Dockery

Dockery Farms, Cleveland MS

It’s been a couple of years since we’ve been to Dockery; there have been some articles in the last several months about it and this area, including Searching for the Crossroads in the Mississippi Delta in the AJC.

From Smithsonian Magazine:
The plantation was founded on the vision of Will Dockery, a graduate of the University of Mississippi, who took a $1,000 gift from his grandmother and purchased tracts of Delta wilderness in 1885. Over a decade, the transformed the land into a cotton plantation. Eventually, the company town had an elementary school, churches, post and telegraph offices, a resident doctor, a ferry, a blacksmith shop, a cotton gin, cemeteries, picnic grounds for the workers, its own currency, and a commissary that sold dry goods, furniture, and groceries. To ship out the cotton, Dockery built a railroad depot and a spur route, named the Pea Vine for its twisted path, was laid from the main station in nearby Boyle (Patton’s “Pea Vine Blues” pays tribute to the line). At one time, roughly 3,000 people lived on the plantation’s 40 square miles.

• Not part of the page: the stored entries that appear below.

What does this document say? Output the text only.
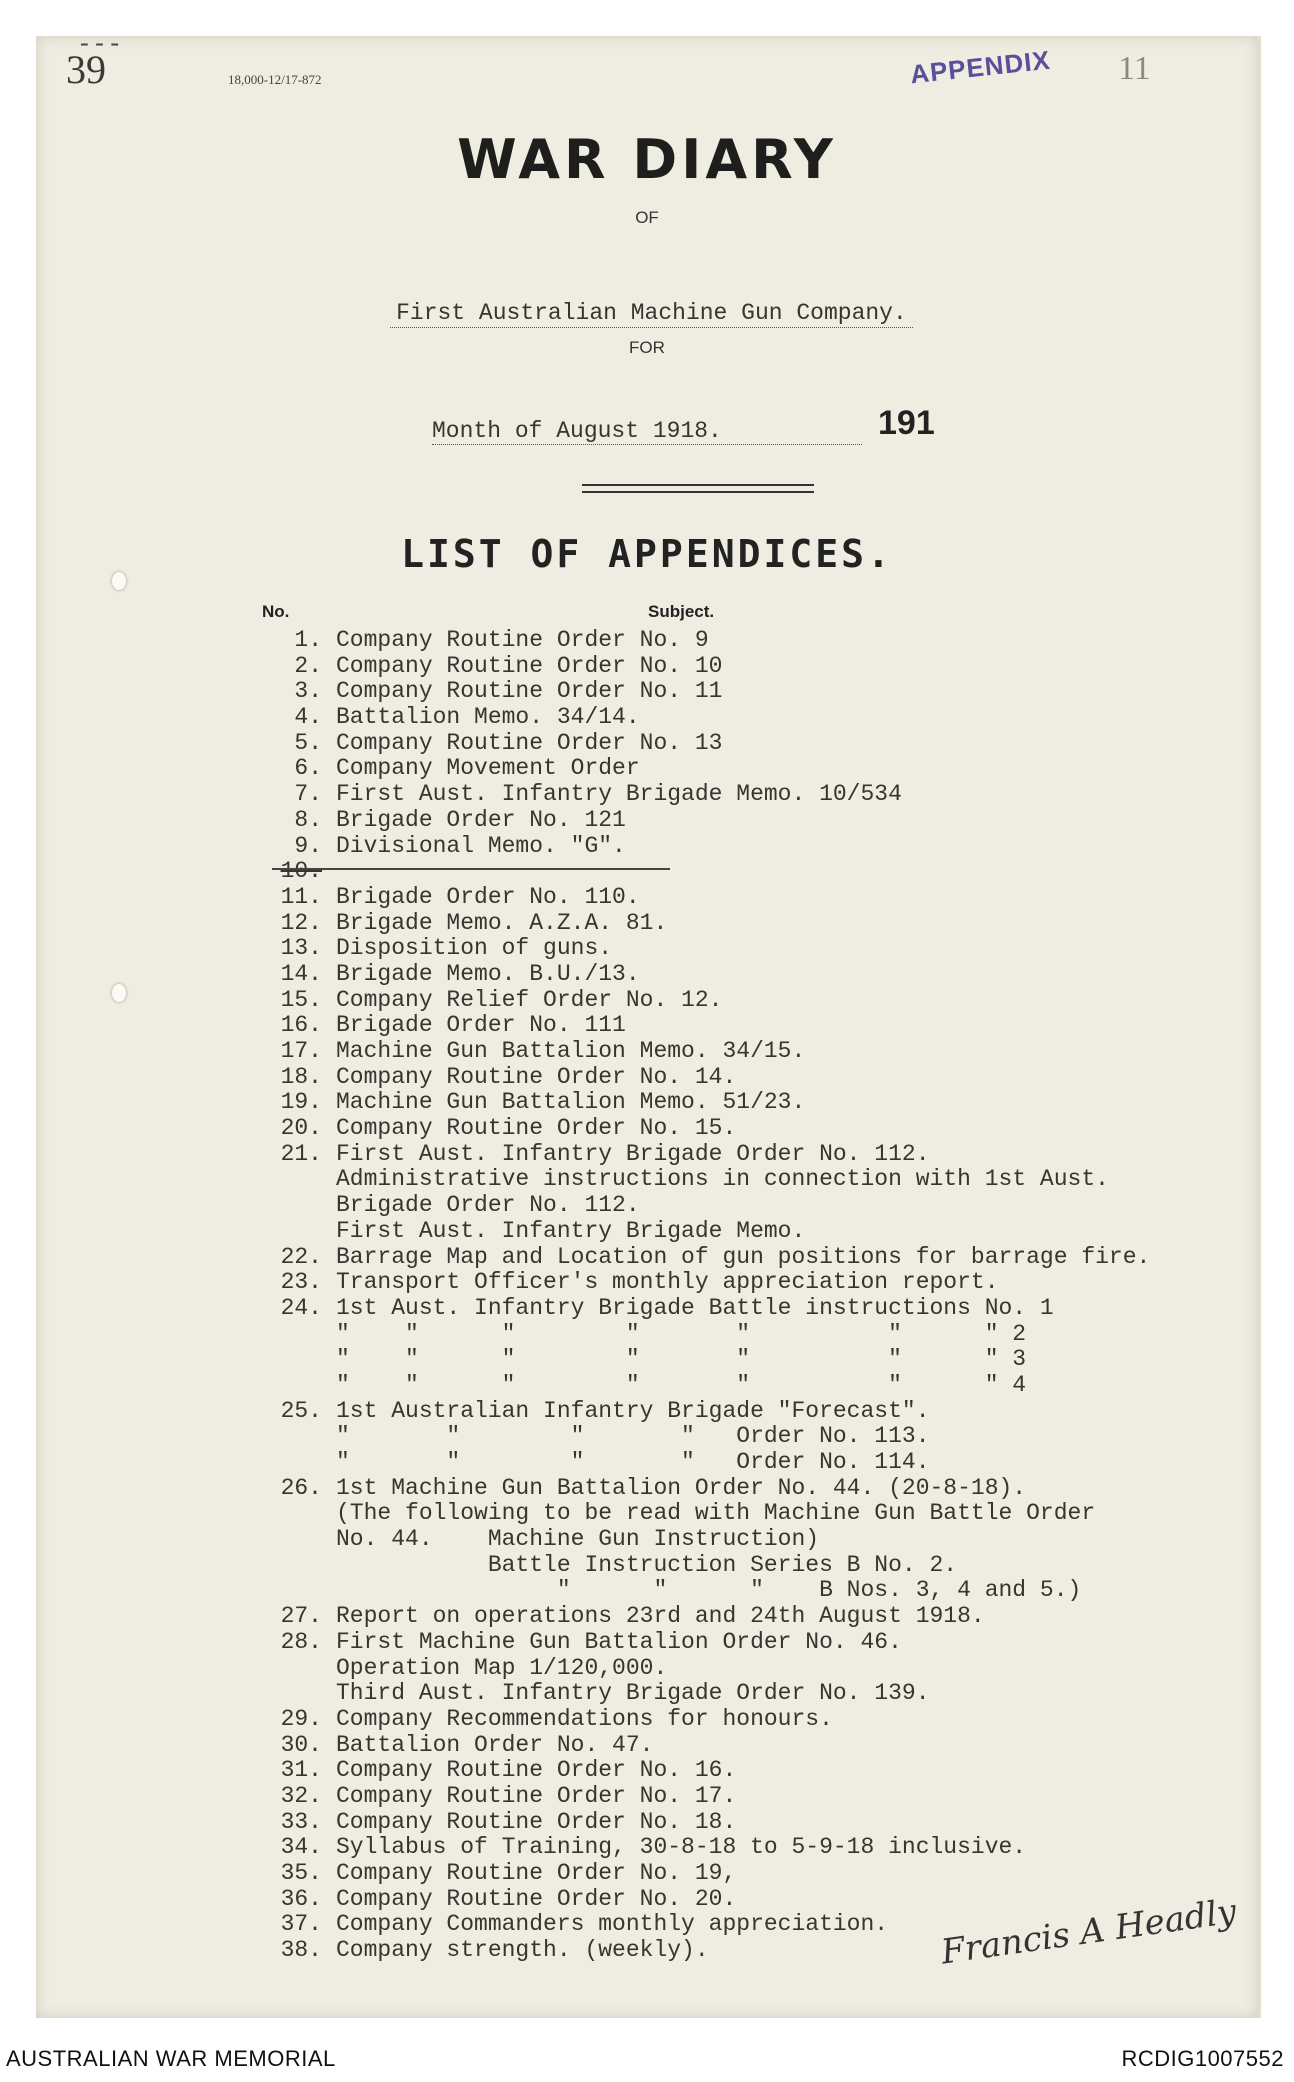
- - -
39	18,000-12/17-872	APPENDIX 11
WAR DIARY
OF

First Australian Machine Gun Company.

FOR
Month of August 1918.	191
LIST OF APPENDICES.
No.	Subject.
1. Company Routine Order No. 9
2. Company Routine Order No. 10
3. Company Routine Order No. 11
4. Battalion Memo. 34/14.
5. Company Routine Order No. 13
6. Company Movement Order
7. First Aust. Infantry Brigade Memo. 10/534
8. Brigade Order No. 121
9. Divisional Memo. "G".
10.
11. Brigade Order No. 110.
12. Brigade Memo. A.Z.A. 81.
13. Disposition of guns.
14. Brigade Memo. B.U./13.
15. Company Relief Order No. 12.
16. Brigade Order No. 111
17. Machine Gun Battalion Memo. 34/15.
18. Company Routine Order No. 14.
19. Machine Gun Battalion Memo. 51/23.
20. Company Routine Order No. 15.
21. First Aust. Infantry Brigade Order No. 112.
Administrative instructions in connection with 1st Aust.
Brigade Order No. 112.
First Aust. Infantry Brigade Memo.
22. Barrage Map and Location of gun positions for barrage fire.
23. Transport Officer's monthly appreciation report.
24. 1st Aust. Infantry Brigade Battle instructions No. 1
"    "      "        "       "          "      " 2
"    "      "        "       "          "      " 3
"    "      "        "       "          "      " 4
25. 1st Australian Infantry Brigade "Forecast".
"       "        "       "   Order No. 113.
"       "        "       "   Order No. 114.
26. 1st Machine Gun Battalion Order No. 44. (20-8-18).
(The following to be read with Machine Gun Battle Order
No. 44.    Machine Gun Instruction)
Battle Instruction Series B No. 2.
"      "      "    B Nos. 3, 4 and 5.)
27. Report on operations 23rd and 24th August 1918.
28. First Machine Gun Battalion Order No. 46.
Operation Map 1/120,000.
Third Aust. Infantry Brigade Order No. 139.
29. Company Recommendations for honours.
30. Battalion Order No. 47.
31. Company Routine Order No. 16.
32. Company Routine Order No. 17.
33. Company Routine Order No. 18.
34. Syllabus of Training, 30-8-18 to 5-9-18 inclusive.
35. Company Routine Order No. 19,
36. Company Routine Order No. 20.
37. Company Commanders monthly appreciation.
38. Company strength. (weekly).	Francis A Headly
AUSTRALIAN WAR MEMORIAL	RCDIG1007552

That concentration of people — a big consumer base — made Dockery an incubator for blues musicians. Howlin’ Wolf moved there, Brown notes. Robert Johnson moved there. “Part of the draw was that they could go to the commissary on a Saturday or hang out at the railroad station or street corner and they could draw a crowd and make enough money to make a living,” Brown says.

Dockery Farms, Cleveland MS

The pics here are from our latest visit and some before.

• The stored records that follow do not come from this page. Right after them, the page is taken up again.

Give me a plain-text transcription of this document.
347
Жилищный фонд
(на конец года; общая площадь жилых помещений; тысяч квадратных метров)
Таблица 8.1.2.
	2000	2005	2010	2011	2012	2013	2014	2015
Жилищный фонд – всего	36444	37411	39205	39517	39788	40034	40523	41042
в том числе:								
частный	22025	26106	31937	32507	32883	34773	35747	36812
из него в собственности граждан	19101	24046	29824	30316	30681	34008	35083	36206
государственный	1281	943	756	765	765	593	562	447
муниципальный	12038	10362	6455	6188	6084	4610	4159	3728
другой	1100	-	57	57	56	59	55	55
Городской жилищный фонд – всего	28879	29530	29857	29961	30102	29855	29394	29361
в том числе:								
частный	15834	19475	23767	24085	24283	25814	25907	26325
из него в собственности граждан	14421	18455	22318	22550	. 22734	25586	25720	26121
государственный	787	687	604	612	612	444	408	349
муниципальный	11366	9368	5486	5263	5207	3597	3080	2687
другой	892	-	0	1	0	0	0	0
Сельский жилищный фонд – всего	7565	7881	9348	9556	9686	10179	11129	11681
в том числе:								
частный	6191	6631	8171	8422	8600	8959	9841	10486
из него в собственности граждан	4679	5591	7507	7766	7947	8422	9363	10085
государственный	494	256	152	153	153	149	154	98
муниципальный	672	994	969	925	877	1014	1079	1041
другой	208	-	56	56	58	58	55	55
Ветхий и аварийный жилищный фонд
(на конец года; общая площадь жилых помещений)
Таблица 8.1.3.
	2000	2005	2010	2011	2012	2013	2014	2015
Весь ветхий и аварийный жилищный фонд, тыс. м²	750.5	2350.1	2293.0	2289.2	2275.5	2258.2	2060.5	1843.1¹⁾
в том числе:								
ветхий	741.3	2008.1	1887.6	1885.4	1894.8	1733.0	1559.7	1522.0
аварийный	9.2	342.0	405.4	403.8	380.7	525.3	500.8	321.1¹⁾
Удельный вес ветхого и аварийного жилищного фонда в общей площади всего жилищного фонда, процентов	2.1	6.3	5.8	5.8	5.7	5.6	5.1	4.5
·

Dockery Farms, Cleveland MS
Both boys taller now — Shug’s almost 6′ these days

Dockery Farms, Cleveland MS

In Trekking the Mississippi Blues Trail: B.B. King Museum, Parchman Farm, Dockery Farms, and More in Acoustic Guitar (2016):
Dockery Farms is a Southern institution—a plantation, but of another kind, almost progressive, as developed by the Dockery family, who turned their vast cotton operation into a self-contained community, with a school, churches, stores, railroad, doctor, even a cemetery. The impact of Dockery Farms on the Delta blues is summed up on its marker, which ponders, “Birthplace of the Blues?” and replies, “The precise origins of the blues are lost to time, but one of the primal centers for the music in Mississippi was Dockery Farms.” That designation is, in large part, due to one of its famous residents—Charley Patton, born in the late 1800s and generally acknowledged as “founder of the Delta blues.” Patton’s two markers commemorate his birthplace in Bolton, outside the Delta, and his gravesite in the Delta’s Holly Ridge.

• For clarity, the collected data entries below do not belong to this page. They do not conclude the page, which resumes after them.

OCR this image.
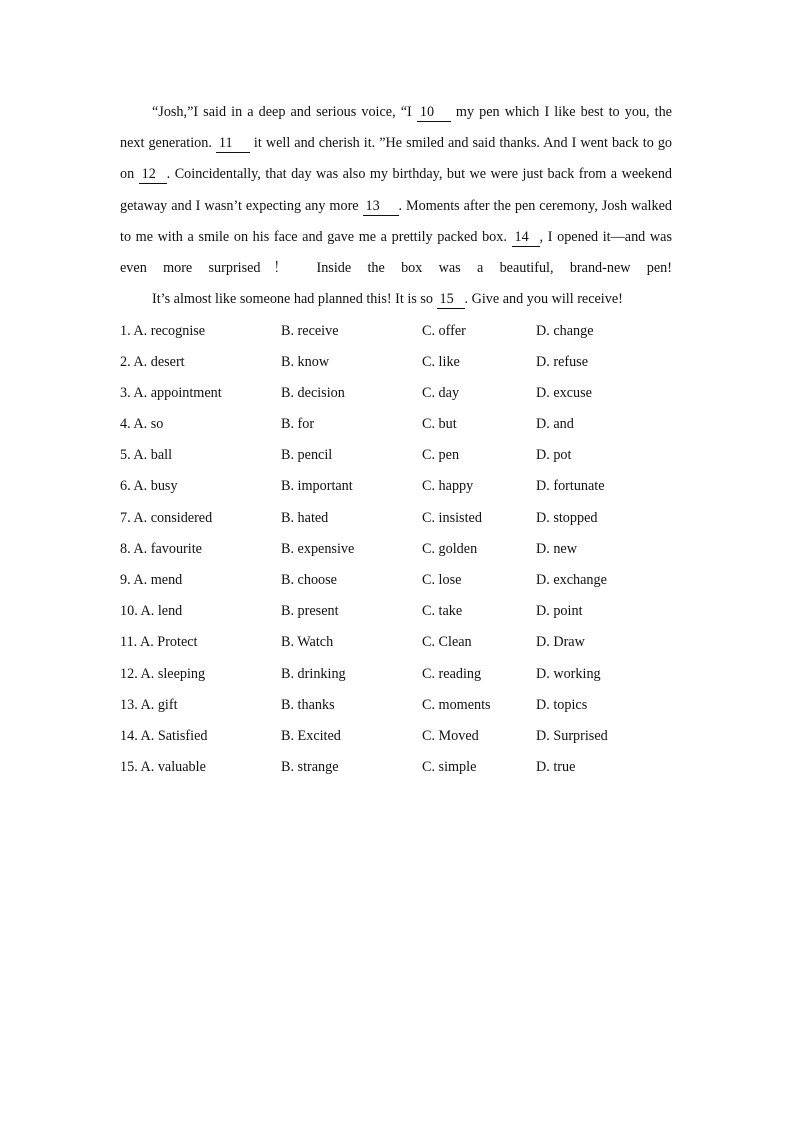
“Josh,”I said in a deep and serious voice, “I 10 my pen which I like best to you, the next generation. 11 it well and cherish it. ”He smiled and said thanks. And I went back to go on 12 . Coincidentally, that day was also my birthday, but we were just back from a weekend getaway and I wasn’t expecting any more 13 . Moments after the pen ceremony, Josh walked to me with a smile on his face and gave me a prettily packed box. 14 , I opened it—and was even more surprised！ Inside the box was a beautiful, brand-new pen!

It’s almost like someone had planned this! It is so 15 . Give and you will receive!

1. A. recognise	B. receive	C. offer	D. change
2. A. desert	B. know	C. like	D. refuse
3. A. appointment	B. decision	C. day	D. excuse
4. A. so	B. for	C. but	D. and
5. A. ball	B. pencil	C. pen	D. pot
6. A. busy	B. important	C. happy	D. fortunate
7. A. considered	B. hated	C. insisted	D. stopped
8. A. favourite	B. expensive	C. golden	D. new
9. A. mend	B. choose	C. lose	D. exchange
10. A. lend	B. present	C. take	D. point
11. A. Protect	B. Watch	C. Clean	D. Draw
12. A. sleeping	B. drinking	C. reading	D. working
13. A. gift	B. thanks	C. moments	D. topics
14. A. Satisfied	B. Excited	C. Moved	D. Surprised
15. A. valuable	B. strange	C. simple	D. true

Dockery Farms, Cleveland MS

Dockery Farms, Cleveland MS

The Clarion Ledger rightfully listed it among the Top Ten Blues Trail Markers along with Muddy Waters’ cabin on Stovall Plantation, the one for James ‘Son’ Thomas, B.B. King’s birthplace in Berclair, Robert Johnson at Little Zion Church near Greenwood

Dockery Farms, Cleveland MS

Mavis Staples’ father, Pops Staples, learned to play from Charley Patton at Dockery

Dockery Plantation

In 2015, Rosanne Cash wrote for Atlanta Magazine in Southbound about how her Delta trip inspired her album The River and The Thread:
By the 1920s Dockery Farms housed and employed more than 3,000 people and had all the amenities of a small town. When dictating his memories to his son, Joe Rice Dockery, he spoke with deep fondness of his friends, his fellow landowners, and his employees and said, “If you once drank out of the bayous you never left.”

and

In the evenings, after a hard day’s work, the boardinghouses were turned into “frolicking houses,” and crowds of sharecroppers would drift over to hear these men play on their steel-stringed guitars. There was no electricity, so they put candles in front of mirrors to cast a glow across the fields.